The history is mixed up here. They didn't even have predictive CPUs back when loop unrolling was the main thing you did. So it's basically completely wrong to say the main rationale behind loop unrolling was about decreasing branches. There were no branches.
What loop unrolling is for is avoiding the instruction overhead per cycle. By unrolling a loop, you get rid of the counter variable and the jump instructions. You will save the one hit on the branch prediction, but only on the last iteration, and by the time that was important, well instruction cache size was becoming important, too, so loop unrolling was already becoming counter-productive.

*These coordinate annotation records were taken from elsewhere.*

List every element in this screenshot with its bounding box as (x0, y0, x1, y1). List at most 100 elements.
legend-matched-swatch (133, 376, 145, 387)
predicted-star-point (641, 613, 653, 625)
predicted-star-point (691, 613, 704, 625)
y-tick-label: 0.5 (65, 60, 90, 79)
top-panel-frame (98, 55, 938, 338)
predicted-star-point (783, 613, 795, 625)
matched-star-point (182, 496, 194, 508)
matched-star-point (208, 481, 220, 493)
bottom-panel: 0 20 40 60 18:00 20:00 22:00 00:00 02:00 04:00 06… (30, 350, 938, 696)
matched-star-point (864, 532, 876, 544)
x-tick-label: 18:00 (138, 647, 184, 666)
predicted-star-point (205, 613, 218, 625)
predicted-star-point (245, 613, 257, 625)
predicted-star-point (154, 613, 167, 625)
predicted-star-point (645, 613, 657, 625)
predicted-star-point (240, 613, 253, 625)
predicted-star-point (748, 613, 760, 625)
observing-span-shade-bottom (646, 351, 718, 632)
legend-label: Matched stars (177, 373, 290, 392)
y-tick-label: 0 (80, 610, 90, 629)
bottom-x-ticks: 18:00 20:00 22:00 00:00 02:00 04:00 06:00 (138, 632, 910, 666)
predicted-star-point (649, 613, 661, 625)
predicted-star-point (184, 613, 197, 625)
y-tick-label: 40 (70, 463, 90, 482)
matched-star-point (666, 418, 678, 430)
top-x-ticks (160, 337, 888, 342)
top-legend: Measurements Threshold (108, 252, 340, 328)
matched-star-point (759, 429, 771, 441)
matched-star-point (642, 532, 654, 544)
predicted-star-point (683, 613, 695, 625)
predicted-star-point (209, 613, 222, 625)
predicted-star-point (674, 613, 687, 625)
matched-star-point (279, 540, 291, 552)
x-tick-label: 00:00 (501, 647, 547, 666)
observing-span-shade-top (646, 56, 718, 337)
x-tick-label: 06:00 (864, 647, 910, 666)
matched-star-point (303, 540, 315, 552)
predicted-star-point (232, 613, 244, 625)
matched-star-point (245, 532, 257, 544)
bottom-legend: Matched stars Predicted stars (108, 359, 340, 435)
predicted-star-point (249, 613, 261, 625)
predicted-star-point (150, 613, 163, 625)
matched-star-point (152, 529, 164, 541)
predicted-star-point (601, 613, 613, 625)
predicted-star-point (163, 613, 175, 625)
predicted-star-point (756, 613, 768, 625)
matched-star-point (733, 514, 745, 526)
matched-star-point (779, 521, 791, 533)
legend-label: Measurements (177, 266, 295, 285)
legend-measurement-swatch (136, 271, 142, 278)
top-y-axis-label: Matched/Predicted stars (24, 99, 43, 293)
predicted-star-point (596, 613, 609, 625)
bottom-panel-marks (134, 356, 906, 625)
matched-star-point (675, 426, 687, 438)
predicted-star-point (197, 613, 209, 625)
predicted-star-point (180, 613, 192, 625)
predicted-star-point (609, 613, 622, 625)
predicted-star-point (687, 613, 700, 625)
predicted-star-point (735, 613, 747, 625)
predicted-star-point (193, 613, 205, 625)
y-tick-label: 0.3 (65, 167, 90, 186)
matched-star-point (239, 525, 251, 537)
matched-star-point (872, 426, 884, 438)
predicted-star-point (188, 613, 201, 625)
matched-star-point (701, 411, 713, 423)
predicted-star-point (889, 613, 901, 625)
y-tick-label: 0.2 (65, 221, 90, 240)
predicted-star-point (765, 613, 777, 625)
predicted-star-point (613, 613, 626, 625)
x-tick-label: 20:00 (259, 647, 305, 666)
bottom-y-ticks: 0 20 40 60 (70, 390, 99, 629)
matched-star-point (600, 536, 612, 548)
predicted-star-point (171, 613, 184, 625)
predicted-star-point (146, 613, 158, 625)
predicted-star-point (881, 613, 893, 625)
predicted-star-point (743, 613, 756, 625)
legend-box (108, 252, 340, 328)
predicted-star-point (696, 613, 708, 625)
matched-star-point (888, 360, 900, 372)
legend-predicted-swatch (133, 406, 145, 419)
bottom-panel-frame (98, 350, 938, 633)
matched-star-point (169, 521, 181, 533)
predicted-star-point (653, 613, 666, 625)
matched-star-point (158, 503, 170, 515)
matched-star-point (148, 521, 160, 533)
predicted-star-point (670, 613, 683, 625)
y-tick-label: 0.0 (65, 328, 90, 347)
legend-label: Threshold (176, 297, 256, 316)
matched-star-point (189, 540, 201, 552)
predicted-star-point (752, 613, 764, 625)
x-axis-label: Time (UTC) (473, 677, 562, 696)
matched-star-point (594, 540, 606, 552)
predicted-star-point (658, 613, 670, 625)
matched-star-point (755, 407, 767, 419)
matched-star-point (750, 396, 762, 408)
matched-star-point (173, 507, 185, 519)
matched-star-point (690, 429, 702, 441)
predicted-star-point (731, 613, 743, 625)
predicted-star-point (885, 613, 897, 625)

The branch penalty thing is a thing where if it makes sense to unroll the loop for other reasons, or all else being equal then it might tip it over the edge to being worthwhile, rather than being the main show. For example, say you're looping something 1024 times and you decide to use a little loop-unrolling. You might unroll on 8s, so you do 8, increment the index by 8, then do another 8 and so on. You'll get the benefit of unrolling, but you can fine-tune this so that it doesn't overload the instruction cache, and find an optimal value for how many you step through per loop. However, the branch predictor will only fail on the last iteration, so once per 1024 elements, no matter if you unrolled this loop or not. So, given even the most rudimentary branch prediction on the CPU then unrolling in this case wasn't about that. Partially unrolling loops is far more common than completely removing them, which is what you'd need to do to get any benefit of avoiding branch misses.